Note that the second point is equivalent to "there is no finite set of formulas $\Phi = \{ \phi_1, \ldots, \phi_n \}$ such that $M \models \Phi$ if and only if $M$ is infinite", just take $\phi$ to be the conjunction $\phi_1 \wedge \ldots \wedge \phi_n$.
Proof of claim 1. For $n \in \mathbb{N}$, let $\sigma_n$ express "there are at least $n$ elements". So for example, we could take $\sigma_n$ to be
$$
\exists x_1 \ldots x_n (\bigwedge_{i \neq j} x_i \neq x_j).
$$
Then $\Sigma = \{ \sigma_n : n \in \mathbb{N} \}$ is easily seen to have the property described in claim 1.
Proof of claim 2. Suppose, for a contradiction, that there is such a $\phi$. Note that we are working in just the language with equality, so the structures we consider are pure sets. By assumption we have that $M \models \neg \phi$ if and only if $M$ is finite. Now consider $T = \{\phi\} \cup \Sigma$, where $\Sigma$ is as in the previous proof. Every finite subset $T_0 \subseteq T$ has a model.

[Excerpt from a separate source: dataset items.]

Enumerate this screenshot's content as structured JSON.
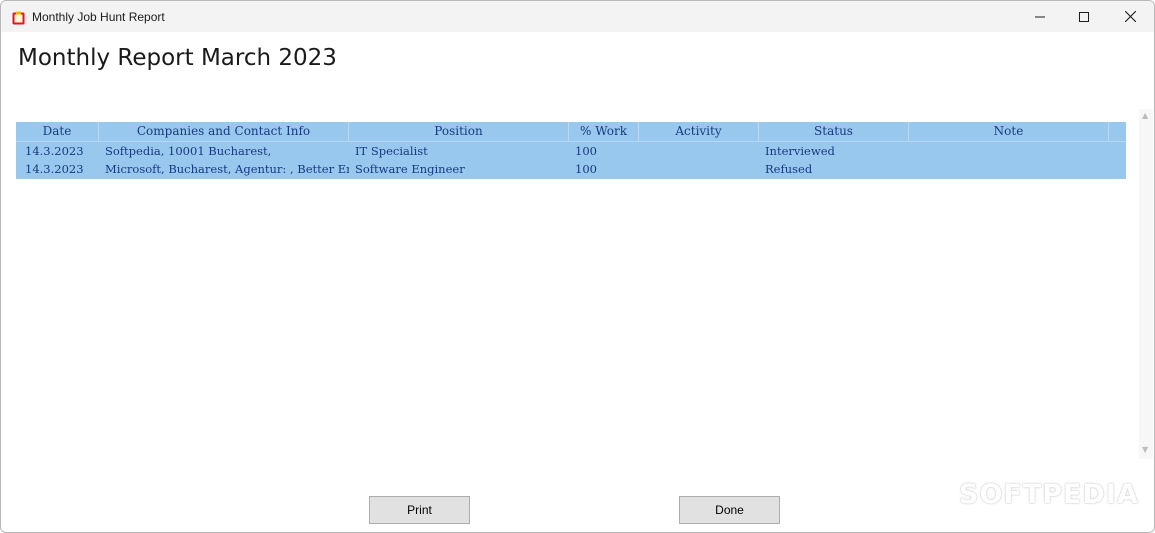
{
  "window": {
    "title": "Monthly Job Hunt Report",
    "icon": "clipboard-icon",
    "controls": {
      "minimize": "minimize-icon",
      "maximize": "maximize-icon",
      "close": "close-icon"
    }
  },
  "report": {
    "title": "Monthly Report March 2023"
  },
  "table": {
    "columns": [
      "Date",
      "Companies and Contact Info",
      "Position",
      "% Work",
      "Activity",
      "Status",
      "Note"
    ],
    "rows": [
      [
        "14.3.2023",
        "Softpedia, 10001 Bucharest,",
        "IT Specialist",
        "100",
        "",
        "Interviewed",
        ""
      ],
      [
        "14.3.2023",
        "Microsoft, Bucharest, Agentur: , Better Empl",
        "Software Engineer",
        "100",
        "",
        "Refused",
        ""
      ]
    ]
  },
  "buttons": {
    "print": "Print",
    "done": "Done"
  },
  "watermark": "SOFTPEDIA",
  "colors": {
    "grid_background": "#99c8ee",
    "grid_text": "#173a80",
    "app_icon": "#e81123"
  }
}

This is because it only contains a finite part of $\Sigma$ and so there is a maximal $n$ such that $\sigma_n \in T_0$. Then the set with $n+1$ elements is a model of $T_0$. By compactness there is then a model $M \models T$. So $M \models \phi$, thus $M$ must be finite, but at the same time $M \models \Sigma$, so $M$ must be infinite. A contradiction, so we conclude that no such $\phi$ can exist.